Note the series of comments by “bsl103158”, who is well-informed about the teachings and history of the church but has chosen to give a negative interpetation to everything. He’s right that “The Pursued” presents a favorable view of polygamy with two pretty wives who get along famously and love their husband. He views that as a “whitewash” and insists that women caught up in a polygamous marriage were “often miserable.”. Again, I think that depends on the individuals. Eliza Webb Young represented the negative side of polygamy, Emmeline Wells the positive side. If the Bonanza writers had presented Heber’s wives as being “miserable”, that would have distracted them from the main theme of combating prejudice. It’s certainly possible that Heber Clawson could have two wives whom he loved and who loved him and who loved each other as sisters, (which is what Susannah calls them in her climatic speech). Writers can’t present all possibilities at once so they choose the one that tells the story they want to tell.
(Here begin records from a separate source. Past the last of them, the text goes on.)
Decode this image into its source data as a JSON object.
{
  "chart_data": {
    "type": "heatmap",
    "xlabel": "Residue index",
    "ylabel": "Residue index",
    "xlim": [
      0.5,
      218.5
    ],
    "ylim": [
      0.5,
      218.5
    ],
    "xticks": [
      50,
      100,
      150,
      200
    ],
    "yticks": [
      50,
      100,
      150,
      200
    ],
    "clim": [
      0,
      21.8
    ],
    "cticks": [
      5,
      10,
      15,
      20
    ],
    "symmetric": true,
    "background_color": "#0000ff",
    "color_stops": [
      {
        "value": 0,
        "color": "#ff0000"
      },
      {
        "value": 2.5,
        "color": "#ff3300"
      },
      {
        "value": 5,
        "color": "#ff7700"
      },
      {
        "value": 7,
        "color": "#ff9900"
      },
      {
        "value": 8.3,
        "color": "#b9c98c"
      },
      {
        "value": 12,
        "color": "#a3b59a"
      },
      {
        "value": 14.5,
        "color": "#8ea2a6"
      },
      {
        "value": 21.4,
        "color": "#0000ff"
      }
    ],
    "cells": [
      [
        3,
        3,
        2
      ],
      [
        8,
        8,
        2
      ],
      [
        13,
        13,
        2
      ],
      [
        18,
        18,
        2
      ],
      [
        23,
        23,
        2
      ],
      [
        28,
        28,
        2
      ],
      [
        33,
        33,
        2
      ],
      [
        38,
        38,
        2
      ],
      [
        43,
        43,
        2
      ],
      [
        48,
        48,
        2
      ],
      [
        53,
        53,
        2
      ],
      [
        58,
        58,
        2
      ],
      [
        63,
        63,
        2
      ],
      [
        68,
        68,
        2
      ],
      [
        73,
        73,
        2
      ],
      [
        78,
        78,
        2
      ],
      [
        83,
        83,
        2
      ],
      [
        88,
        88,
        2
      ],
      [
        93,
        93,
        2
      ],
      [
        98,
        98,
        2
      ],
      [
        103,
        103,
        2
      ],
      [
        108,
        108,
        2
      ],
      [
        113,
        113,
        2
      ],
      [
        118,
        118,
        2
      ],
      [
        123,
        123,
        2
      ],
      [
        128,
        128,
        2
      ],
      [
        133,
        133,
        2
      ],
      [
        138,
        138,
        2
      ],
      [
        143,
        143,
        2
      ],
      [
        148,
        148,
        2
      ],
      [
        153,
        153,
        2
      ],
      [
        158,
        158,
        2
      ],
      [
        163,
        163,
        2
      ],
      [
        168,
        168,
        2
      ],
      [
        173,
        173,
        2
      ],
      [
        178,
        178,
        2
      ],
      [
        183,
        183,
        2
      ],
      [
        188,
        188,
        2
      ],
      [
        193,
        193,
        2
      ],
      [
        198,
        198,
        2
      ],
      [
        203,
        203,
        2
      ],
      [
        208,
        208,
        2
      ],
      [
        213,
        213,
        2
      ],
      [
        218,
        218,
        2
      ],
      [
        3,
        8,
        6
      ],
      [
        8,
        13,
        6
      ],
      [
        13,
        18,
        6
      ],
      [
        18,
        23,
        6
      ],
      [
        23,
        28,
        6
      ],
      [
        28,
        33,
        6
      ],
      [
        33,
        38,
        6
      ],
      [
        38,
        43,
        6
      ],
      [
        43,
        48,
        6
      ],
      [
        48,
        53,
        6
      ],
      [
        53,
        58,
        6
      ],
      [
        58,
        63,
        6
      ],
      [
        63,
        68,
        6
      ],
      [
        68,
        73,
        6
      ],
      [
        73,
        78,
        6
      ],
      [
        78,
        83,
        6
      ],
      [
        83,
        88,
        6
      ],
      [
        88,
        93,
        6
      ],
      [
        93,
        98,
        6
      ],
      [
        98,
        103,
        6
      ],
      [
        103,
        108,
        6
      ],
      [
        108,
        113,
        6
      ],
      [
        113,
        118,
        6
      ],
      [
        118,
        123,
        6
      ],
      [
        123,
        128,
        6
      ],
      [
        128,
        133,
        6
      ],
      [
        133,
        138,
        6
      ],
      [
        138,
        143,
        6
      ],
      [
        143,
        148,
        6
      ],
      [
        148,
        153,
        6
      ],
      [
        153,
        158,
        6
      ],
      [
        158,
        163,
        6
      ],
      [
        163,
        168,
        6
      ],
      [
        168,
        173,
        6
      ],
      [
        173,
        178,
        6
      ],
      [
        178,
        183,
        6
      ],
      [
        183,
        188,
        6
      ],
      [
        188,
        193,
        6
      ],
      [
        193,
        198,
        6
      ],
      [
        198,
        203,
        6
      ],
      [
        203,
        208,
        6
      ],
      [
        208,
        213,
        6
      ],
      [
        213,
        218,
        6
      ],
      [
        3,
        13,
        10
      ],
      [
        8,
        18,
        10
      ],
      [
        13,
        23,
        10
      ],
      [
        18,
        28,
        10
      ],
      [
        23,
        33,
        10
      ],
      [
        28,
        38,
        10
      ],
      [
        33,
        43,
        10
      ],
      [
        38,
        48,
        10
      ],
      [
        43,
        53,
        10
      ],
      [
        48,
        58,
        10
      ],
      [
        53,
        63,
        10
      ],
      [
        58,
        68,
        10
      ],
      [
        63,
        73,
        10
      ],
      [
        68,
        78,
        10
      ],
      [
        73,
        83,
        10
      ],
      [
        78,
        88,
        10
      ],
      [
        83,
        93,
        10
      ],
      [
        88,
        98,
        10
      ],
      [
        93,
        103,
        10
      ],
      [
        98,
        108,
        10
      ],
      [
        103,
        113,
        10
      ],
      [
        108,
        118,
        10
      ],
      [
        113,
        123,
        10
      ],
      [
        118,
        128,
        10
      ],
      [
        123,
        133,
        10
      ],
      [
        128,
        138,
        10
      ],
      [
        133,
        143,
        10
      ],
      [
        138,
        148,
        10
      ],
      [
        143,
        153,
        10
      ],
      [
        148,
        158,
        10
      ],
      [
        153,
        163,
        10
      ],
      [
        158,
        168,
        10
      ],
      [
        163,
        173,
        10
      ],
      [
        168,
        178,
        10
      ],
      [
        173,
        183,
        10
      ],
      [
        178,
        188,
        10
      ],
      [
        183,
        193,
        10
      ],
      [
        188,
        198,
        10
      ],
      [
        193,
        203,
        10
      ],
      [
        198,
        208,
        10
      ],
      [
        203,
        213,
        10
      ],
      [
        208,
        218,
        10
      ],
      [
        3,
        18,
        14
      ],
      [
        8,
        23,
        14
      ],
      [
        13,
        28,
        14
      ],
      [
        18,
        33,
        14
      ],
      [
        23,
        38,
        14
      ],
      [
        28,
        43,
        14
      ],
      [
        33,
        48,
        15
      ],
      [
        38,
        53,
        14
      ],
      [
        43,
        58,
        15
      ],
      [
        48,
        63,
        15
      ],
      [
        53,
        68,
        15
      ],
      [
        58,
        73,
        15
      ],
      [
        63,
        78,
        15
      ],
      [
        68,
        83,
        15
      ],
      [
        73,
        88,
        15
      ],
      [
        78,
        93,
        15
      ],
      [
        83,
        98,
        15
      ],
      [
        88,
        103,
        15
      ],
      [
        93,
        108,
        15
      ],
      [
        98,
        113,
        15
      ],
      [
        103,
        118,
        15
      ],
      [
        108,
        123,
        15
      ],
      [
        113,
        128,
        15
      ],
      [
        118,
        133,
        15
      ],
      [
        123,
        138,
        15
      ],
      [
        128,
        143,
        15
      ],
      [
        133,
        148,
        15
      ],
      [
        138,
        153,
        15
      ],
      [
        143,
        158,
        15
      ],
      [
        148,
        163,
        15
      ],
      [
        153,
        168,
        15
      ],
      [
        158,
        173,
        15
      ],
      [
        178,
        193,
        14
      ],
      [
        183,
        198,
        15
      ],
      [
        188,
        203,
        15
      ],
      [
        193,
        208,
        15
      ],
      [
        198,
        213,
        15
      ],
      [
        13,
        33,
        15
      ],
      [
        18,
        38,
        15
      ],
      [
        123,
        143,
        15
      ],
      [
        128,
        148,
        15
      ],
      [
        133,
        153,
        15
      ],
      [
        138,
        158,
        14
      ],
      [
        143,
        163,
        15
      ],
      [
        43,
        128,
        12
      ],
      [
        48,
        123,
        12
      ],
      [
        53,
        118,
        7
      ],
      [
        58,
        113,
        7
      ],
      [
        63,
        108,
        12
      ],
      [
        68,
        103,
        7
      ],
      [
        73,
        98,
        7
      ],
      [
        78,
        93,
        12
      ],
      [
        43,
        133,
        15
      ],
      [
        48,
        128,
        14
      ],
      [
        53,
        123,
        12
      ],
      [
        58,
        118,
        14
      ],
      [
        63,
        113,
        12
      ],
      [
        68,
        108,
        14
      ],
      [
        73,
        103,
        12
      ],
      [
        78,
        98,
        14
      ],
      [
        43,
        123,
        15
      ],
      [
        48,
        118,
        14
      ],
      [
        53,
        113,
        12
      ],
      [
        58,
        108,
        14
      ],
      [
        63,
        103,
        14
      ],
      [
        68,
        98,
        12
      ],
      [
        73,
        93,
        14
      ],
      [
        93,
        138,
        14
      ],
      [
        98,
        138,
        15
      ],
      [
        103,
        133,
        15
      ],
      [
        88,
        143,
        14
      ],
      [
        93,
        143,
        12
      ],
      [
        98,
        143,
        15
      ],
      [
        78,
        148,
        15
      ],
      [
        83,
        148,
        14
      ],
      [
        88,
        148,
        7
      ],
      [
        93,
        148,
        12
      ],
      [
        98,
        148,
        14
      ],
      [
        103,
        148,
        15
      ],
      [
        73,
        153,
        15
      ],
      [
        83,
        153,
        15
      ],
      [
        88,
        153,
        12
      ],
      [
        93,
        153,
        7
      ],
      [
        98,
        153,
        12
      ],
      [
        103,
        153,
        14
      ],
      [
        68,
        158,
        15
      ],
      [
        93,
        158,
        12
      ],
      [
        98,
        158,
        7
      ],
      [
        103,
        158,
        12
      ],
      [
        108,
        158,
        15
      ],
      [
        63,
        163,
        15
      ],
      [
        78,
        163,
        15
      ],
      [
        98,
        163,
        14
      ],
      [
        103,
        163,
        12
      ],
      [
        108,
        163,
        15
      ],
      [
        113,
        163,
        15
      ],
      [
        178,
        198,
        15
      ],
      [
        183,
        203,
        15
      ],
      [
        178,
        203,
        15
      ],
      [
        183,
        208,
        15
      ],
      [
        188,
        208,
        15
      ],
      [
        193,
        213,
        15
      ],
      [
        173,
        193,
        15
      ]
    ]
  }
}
All in all, ”The Pursued” is one of the very best and certainly one of the most memorable, if least seen, (thanks to Pat Robertson), episodes of Bonanza.

Note: There is another posting of “The Pursued” now on U-Tube:
http://www.youtube.com/watch?v=7TB9UhLg6k0
I’s a little better and has a few more seconds of the opening. The image of the tumbleweed is obviously symbolic of the Mormons who had to keep moving to find freedom and tolerance. It’s an implication that that search never really ends for any of us.